Do WAGs usually row?

Not like this.

Sure, there have been spats before, but the WAG is usually seen in the media as a relatively homogeneous demographic, with individual disputes rarely coming to the surface. This row is unprecedented in WAG history.

To fully understand its significance, American sports fans would best imagine a high-stakes public fallout between their own most tabloid-worthy athletes’ wives – for instance, Tom Brady’s supermodel wife Gisele Bündchen and Tony Romo’s former girlfriend Jessica Simpson squaring up the night before a Super Bowl.

But such a scenario is almost unthinkable, and not just because it involves Romo’s Dallas Cowboys playing in a championship game. WAGs tend to focus on their own ventures, and calling out colleagues only invites more attention from the press.

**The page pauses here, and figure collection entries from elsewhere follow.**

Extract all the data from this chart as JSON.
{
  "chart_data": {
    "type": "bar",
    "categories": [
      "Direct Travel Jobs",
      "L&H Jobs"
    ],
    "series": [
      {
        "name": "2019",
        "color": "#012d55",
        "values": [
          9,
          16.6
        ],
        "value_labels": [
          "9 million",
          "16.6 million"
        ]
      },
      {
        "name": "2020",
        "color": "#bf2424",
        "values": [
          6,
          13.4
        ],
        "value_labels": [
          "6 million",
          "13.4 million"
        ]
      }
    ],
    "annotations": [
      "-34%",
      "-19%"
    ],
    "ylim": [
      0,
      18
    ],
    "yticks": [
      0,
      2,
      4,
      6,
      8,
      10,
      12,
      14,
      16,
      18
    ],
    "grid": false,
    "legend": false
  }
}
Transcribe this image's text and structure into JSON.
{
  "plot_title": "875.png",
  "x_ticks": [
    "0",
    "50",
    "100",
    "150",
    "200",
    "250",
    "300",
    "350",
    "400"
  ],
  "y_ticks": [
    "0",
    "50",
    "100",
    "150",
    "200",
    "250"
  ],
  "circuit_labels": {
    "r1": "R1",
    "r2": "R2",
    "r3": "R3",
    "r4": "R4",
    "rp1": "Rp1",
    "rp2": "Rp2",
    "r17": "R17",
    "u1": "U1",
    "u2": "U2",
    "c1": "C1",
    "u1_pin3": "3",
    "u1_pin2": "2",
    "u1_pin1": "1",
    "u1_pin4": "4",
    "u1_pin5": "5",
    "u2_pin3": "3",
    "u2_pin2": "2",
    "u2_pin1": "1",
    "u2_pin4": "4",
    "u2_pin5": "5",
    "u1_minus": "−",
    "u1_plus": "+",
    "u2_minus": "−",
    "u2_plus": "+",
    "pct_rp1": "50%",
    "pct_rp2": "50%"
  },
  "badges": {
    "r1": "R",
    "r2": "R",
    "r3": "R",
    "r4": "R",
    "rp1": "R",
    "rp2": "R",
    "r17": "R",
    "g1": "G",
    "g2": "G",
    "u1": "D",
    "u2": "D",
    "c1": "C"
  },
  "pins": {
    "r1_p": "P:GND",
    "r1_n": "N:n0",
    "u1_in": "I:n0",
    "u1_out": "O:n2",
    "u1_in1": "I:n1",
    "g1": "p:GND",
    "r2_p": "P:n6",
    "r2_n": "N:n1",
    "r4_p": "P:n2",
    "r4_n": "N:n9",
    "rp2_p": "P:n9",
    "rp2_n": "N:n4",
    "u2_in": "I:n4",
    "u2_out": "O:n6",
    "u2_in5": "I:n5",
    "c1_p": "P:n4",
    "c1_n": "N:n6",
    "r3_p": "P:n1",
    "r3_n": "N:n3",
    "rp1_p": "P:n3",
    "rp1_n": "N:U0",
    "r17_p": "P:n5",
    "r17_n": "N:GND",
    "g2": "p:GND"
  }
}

Cheryl Tweedy of Girls Aloud and footballer Ashley Cole, in a 2006 photoshoot that went down in WAG lore.

What’s more, the magnitude of this row is elevated by the status of those involved. Coleen Rooney is WAG royalty, arguably the most likely heir to Beckham’s crown should the fashion designer decide to abdicate her throne. And Rebekah, thanks mostly to her cockroach-consuming stint on jungle-based reality show “I’m a Celebrity… Get Me Out of Here!,” is a household name in her own right.

That’s why this latest conflict has erupted into a Suez-sized scandal – and why everyone from Rebekah’s fellow jungle contestants to Coleen’s cab drivers has been approached for comment from a delirious British media.

Have Wayne and Jamie reacted?

Remarkably, not yet – but you can be sure they’ll be asked for comment the moment they’re near a microphone.

Wayne, unlike more than 300,000 fascinated observers, hasn’t even liked Coleen’s tweet, despite being active on the platform. Jamie, who has shown solidarity with his wife through the “Like” button, has a fortuitously timed international break in the football calendar in which to lie low.

But neither can hide forever.

Wayne Rooney and Jamie Vardy in happier times.

The pair have played together for England on several occasions, though both players are now retired from international football. But should they come to blows over the row, it could get bitter.

Vardy, after all, is known among football fans for the punctuation-free slogan “chat s**t get banged,” which he once reportedly posted on social media.

And Rooney, for his part, once wrote: “I’ll put u asleep within 10 seconds u little girl. Don’t say stuff and not follow up on it. I’ll be waiting,” in a tweet he inexplicably sent to himself.

It’s safe to say, therefore, that the all-consuming saga currently playing out in Britain is a long way from a conclusion.

In fact, to use the portentous punctuation first showcased by its main protagonist: “It’s …………on.”